A store manager before going on AIDS disability in 1992, Gooding wants to return to college and get certified to teach high school.

“I just couldn’t go back and work for the corporate world,” he said. “I feel as if I’ve been given a second chance.”

Johnson said his rapid recovery caught him emotionally unprepared. He had moved to a place where he was ready to die--and now he might live? He was angry for weeks.

More recently, he has found himself hurrying to make up for lost time.

“I’m very impatient these days,” Johnson said. “Every aspect of my life is subject to revaluation. If it doesn’t work, I don’t want it there.”

He and his partner are seeing a counselor, revisiting a relationship they both had assumed would end in the near future when one of them died.

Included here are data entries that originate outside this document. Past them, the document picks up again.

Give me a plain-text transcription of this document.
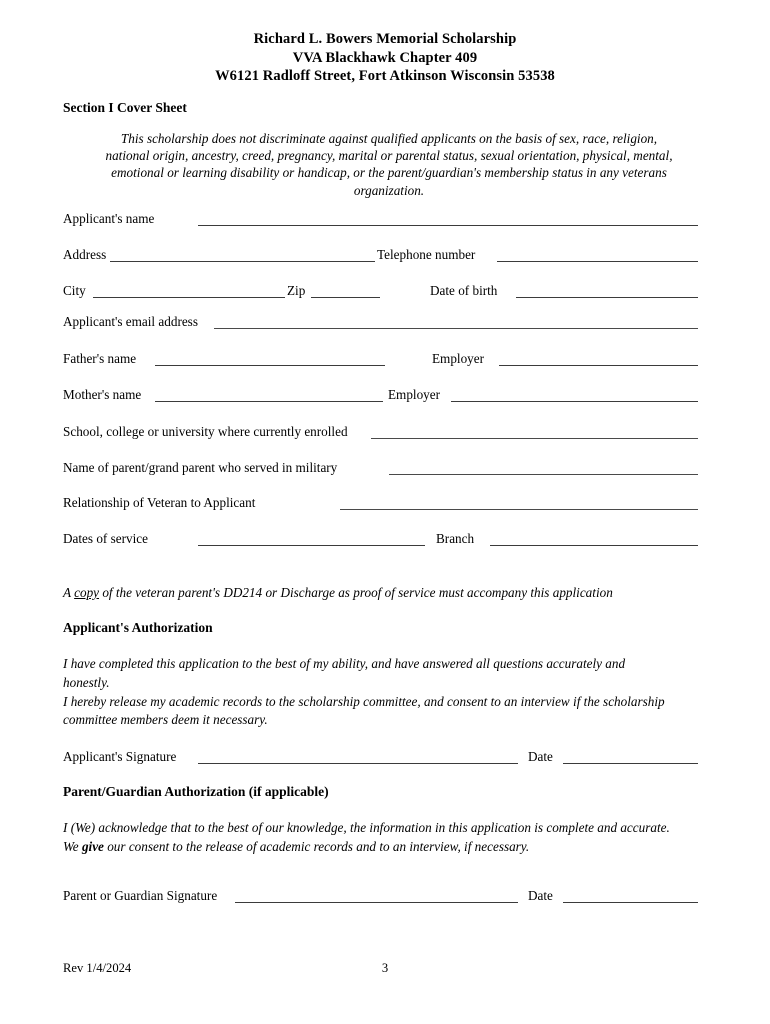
Richard L. Bowers Memorial Scholarship
VVA Blackhawk Chapter 409
W6121 Radloff Street, Fort Atkinson Wisconsin 53538
Section I Cover Sheet
This scholarship does not discriminate against qualified applicants on the basis of sex, race, religion, national origin, ancestry, creed, pregnancy, marital or parental status, sexual orientation, physical, mental, emotional or learning disability or handicap, or the parent/guardian's membership status in any veterans organization.
Applicant's name
Address	Telephone number
City	Zip	Date of birth
Applicant's email address
Father's name	Employer
Mother's name	Employer
School, college or university where currently enrolled
Name of parent/grand parent who served in military
Relationship of Veteran to Applicant
Dates of service	Branch
A copy of the veteran parent's DD214 or Discharge as proof of service must accompany this application
Applicant's Authorization
I have completed this application to the best of my ability, and have answered all questions accurately and
honestly.
I hereby release my academic records to the scholarship committee, and consent to an interview if the scholarship
committee members deem it necessary.
Applicant's Signature	Date
Parent/Guardian Authorization (if applicable)
I (We) acknowledge that to the best of our knowledge, the information in this application is complete and accurate.
We give our consent to the release of academic records and to an interview, if necessary.
Parent or Guardian Signature	Date
Rev 1/4/2024	3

No one would call Johnson cured. Still on AIDS disability, he tires easily, and his days revolve around his illness. His kitchen cabinet looks like a pharmacy, crowded with bottles of the 26 pills he takes daily to battle HIV and keep opportunistic infections at bay.

Advertisement

“It still lives with me,” he said. “It’s like having a stalker. If I turn the corner and look back, I get a glimpse of it, and I worry that it may still come up and hit me on the head.”

In some ways, AIDS will never leave Johnson.

For three years, he worked for Project Open Hand, delivering meals to shut-ins with AIDS. He remembers the stench of diarrhea and dirty clothes in cheap hotel rooms. He remembers the desperate faces of the dying: the hollow cheeks and thousand-mile stares of those consumed by an illness they were powerless to stop.

But if the wonder drugs cannot erase such images, they at least have added ones like this:

Johnson is at the gym. Rock music booms, punctuated by the clank of weights and exercise machines. Sweaty, muscled men and women stroll past. “Hi, Chuck,” they say. “Great to see you.”

Johnson lies on a weight bench, veins popping on his close-shaven head, arms straining against the barbells. He is no longer afraid to push himself, no longer afraid of breaking.

After years of preparing to die, Chuck Johnson is ready to live.

‘Before, if you were HIV-positive, the assumption was that you were going to die. It was just a matter of time. Now, the assumption has changed from death to life.’